Конные лучники расположились в освободившемся помещении склада. Я сказал им, что задержимся в Кизике на несколько дней, установил графики дежурств во дворе днем и ночью и пастьбы лошадей и мелкого рогатого скота.

— А потом дальше пойдем? — спросил Аклан.

— Командир наш рвется в бой, — ответил я.

— Если так воевать, то и мы не против, — показав в улыбке серые зубы, сказал он.

— Кто бы спорил, — согласился я.

В отличие от каталонцев, мне приходилось воевать зимой, в сильные морозы. Знаю, как с ними справляться в походных условиях. Для этого и приказал найти и конфисковать кибитку. Если в нее закинуть перину, пару одеял и подушек, то продержусь до весны. В Турции уж точно не будет таких холодов, как в Польше.
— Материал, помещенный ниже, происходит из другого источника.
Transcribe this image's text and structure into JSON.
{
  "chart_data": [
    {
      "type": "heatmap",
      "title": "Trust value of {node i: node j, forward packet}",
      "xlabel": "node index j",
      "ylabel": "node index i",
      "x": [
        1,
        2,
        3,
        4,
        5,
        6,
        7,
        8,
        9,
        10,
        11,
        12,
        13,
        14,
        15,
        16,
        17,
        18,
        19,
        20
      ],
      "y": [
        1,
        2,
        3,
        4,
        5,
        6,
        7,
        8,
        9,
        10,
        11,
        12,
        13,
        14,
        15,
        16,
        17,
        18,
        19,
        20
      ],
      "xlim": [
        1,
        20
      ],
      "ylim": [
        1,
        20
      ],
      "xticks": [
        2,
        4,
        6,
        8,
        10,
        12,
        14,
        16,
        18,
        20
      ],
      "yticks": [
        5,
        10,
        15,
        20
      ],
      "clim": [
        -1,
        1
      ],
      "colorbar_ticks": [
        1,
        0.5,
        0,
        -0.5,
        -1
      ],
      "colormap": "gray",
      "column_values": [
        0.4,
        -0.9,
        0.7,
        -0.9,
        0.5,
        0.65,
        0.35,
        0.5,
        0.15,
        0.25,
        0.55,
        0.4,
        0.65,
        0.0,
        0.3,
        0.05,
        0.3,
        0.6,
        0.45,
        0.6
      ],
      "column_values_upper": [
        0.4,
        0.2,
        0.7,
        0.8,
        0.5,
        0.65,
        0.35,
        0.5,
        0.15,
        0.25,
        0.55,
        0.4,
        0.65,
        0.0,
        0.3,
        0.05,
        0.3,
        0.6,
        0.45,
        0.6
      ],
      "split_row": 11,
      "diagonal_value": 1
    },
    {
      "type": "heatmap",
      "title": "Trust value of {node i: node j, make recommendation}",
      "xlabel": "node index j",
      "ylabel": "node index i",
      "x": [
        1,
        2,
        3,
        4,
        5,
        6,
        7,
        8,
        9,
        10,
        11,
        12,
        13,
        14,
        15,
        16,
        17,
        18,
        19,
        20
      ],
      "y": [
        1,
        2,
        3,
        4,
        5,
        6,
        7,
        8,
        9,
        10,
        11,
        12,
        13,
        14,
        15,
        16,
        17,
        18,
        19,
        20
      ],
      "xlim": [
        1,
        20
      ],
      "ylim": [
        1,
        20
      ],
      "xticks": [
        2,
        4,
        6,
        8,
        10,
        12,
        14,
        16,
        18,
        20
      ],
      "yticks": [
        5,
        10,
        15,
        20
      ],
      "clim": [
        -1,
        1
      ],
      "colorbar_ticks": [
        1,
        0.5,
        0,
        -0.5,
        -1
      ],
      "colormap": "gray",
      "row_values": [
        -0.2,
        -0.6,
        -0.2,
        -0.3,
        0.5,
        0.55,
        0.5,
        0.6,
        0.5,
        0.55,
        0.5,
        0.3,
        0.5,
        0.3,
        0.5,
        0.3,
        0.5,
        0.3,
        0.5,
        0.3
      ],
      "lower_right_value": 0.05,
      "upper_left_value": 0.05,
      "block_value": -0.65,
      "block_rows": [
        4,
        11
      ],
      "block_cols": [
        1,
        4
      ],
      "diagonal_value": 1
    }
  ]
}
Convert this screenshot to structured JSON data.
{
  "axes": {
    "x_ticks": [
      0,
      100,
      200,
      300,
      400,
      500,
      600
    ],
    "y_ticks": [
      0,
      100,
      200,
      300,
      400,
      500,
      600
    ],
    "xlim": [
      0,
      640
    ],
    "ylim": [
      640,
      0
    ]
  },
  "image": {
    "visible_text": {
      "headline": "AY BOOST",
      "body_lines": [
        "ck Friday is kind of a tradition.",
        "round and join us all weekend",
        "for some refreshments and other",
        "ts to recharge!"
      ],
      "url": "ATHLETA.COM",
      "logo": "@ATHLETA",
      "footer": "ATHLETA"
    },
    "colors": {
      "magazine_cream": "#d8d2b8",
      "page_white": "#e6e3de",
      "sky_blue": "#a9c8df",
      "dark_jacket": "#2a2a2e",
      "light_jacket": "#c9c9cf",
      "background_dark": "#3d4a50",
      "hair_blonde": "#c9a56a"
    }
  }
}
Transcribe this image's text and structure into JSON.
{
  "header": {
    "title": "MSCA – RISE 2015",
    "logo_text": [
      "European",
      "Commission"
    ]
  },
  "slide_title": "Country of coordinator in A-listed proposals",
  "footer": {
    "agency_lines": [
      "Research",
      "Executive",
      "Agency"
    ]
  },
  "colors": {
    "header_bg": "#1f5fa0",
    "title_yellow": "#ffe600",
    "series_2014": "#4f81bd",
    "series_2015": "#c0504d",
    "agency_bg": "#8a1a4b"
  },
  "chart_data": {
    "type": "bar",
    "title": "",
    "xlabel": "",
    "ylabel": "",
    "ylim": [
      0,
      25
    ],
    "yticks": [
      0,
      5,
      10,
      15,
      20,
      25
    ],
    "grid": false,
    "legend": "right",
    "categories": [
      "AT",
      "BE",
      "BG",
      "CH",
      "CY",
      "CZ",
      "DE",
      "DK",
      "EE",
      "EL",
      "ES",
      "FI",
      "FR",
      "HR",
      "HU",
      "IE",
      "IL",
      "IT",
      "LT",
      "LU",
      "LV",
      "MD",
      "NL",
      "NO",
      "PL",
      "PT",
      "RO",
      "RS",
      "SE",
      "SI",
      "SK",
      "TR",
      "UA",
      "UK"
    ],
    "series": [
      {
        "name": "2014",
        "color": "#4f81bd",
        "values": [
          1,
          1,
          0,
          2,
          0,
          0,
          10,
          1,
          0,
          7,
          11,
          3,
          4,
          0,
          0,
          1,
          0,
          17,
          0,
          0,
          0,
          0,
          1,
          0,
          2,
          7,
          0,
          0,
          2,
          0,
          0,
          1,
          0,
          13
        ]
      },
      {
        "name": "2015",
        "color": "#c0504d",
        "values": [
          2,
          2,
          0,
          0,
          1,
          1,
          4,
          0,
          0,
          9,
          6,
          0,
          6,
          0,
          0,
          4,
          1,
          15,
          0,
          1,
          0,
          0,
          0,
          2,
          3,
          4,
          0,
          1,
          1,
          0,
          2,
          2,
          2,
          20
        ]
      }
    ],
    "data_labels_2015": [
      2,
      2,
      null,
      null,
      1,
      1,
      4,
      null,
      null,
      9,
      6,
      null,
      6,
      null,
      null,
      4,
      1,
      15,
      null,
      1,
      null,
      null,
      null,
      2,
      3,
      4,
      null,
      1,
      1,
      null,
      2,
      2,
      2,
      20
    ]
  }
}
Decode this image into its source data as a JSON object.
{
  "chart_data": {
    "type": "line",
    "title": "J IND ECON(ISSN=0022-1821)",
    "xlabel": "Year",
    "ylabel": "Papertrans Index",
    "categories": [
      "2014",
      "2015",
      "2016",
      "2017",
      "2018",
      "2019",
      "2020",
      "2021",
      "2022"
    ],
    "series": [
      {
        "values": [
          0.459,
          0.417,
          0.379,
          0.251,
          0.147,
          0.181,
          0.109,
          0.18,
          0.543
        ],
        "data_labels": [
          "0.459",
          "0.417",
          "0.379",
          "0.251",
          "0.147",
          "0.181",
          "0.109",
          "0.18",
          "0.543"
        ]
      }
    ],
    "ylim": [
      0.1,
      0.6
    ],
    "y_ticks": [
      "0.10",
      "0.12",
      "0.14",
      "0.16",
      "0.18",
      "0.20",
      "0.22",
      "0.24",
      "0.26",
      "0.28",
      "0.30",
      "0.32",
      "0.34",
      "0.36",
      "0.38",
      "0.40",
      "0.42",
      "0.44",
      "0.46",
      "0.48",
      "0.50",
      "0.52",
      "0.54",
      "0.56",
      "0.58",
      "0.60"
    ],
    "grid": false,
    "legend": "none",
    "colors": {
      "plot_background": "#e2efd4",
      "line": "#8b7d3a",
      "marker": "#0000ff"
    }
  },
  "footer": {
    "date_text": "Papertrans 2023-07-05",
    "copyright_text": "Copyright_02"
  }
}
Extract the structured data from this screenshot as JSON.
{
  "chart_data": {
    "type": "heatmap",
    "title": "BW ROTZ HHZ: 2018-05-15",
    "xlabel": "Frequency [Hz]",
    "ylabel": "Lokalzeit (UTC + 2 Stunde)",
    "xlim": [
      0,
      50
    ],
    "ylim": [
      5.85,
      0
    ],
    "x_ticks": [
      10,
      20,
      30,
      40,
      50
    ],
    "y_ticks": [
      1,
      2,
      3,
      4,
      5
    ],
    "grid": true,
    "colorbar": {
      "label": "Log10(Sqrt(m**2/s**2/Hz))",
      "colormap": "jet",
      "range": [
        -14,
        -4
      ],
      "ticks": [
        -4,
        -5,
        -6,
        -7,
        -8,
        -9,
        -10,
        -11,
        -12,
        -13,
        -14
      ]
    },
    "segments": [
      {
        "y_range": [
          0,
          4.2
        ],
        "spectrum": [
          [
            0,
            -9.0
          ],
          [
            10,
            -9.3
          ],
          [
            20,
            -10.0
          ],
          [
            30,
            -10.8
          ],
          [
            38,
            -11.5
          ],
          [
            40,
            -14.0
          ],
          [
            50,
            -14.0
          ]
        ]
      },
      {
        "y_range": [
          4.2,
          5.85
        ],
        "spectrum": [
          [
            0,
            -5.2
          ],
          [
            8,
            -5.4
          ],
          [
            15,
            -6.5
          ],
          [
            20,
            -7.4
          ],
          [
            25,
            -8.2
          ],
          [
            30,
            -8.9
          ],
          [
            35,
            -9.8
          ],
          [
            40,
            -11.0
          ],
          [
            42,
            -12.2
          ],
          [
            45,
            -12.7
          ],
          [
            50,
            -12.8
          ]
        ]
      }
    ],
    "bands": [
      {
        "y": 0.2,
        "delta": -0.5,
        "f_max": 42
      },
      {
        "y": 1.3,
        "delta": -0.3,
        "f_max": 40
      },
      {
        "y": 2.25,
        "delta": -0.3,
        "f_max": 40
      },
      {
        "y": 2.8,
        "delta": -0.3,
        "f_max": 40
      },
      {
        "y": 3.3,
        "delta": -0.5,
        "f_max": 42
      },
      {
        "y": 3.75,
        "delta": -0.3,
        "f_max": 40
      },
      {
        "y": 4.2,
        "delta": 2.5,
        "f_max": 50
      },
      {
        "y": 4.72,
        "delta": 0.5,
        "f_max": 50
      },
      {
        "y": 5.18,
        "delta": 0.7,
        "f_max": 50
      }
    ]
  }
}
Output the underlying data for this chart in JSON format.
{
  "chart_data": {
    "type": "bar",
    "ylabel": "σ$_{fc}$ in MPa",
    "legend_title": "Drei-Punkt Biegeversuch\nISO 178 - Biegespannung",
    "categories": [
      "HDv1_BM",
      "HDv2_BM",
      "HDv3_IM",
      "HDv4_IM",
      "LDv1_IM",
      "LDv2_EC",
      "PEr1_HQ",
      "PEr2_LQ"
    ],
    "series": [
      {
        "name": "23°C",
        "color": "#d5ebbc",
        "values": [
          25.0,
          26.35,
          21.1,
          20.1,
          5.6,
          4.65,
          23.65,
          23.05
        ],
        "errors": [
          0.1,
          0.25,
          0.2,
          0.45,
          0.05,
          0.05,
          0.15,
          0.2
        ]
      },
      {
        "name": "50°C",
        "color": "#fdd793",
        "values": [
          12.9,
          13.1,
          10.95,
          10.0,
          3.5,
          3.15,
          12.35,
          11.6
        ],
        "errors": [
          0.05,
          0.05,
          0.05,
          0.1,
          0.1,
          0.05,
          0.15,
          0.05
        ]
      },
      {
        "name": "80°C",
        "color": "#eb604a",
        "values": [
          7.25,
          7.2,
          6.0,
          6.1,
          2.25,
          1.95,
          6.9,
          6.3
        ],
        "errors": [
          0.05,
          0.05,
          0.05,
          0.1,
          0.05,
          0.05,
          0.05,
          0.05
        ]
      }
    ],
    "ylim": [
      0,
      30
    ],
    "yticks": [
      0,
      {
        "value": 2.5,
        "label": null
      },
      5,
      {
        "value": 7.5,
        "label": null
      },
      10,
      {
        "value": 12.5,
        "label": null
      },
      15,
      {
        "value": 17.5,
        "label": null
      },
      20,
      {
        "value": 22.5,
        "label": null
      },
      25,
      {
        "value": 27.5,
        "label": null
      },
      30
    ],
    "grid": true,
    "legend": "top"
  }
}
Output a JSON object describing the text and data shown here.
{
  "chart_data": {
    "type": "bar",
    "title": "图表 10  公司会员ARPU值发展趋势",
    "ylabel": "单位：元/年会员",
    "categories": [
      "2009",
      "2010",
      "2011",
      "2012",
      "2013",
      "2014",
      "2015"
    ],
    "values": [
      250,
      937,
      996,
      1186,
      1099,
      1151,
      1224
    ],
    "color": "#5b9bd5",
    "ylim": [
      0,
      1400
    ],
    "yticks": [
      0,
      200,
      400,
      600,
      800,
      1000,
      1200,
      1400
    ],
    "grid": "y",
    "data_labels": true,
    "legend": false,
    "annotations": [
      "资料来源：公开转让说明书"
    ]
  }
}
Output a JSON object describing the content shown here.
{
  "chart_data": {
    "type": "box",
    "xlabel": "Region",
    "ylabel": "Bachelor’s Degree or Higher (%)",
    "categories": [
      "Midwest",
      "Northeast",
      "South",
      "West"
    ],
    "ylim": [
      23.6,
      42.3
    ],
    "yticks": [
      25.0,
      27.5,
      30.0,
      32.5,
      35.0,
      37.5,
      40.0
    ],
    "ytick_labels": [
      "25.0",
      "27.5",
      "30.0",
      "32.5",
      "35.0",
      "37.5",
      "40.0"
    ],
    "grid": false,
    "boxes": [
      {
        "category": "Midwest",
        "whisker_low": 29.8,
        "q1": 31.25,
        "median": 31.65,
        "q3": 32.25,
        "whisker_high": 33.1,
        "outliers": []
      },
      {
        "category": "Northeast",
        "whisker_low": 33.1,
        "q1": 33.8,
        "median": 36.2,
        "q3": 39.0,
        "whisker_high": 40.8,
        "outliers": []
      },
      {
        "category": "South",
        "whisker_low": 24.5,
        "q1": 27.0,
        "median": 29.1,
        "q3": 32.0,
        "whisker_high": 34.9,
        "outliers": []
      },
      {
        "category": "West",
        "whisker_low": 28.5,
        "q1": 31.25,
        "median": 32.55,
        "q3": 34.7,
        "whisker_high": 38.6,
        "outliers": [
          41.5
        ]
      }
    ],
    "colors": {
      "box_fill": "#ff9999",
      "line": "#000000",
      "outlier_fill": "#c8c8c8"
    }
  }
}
Служанка приготовила в жарко натопленной кухне, расположенной на первом этаже, бадью метра полтора в диаметре и сантиметров семьдесят в высоту. Это бабушка ванной. В нее залили теплую воду. Рядом с бадьей Тегак поставил скамейку, на которой разложил мыло с приятным розовым ароматом, купленное мною в Константинополе у сирийского купца, хозяйское холщовое полотенце и смену чистого шелкового белья. В бадье, конечно, не поплескаешься, но, если скрючиться и погрузиться по шею, испытаешь легкое блаженство. После того, как я, чистый и разомлевший, ушел на второй этаж в спальню, служанка долила в бадью горячей воды и помогла помыться Ясмин. Затем в этой воде будет плескаться Тегак, следом — конные лучники, кто из них пожелает, а таких будет не много, и последними — слуги. Рациональность и экономия пока преобладают над гигиеной.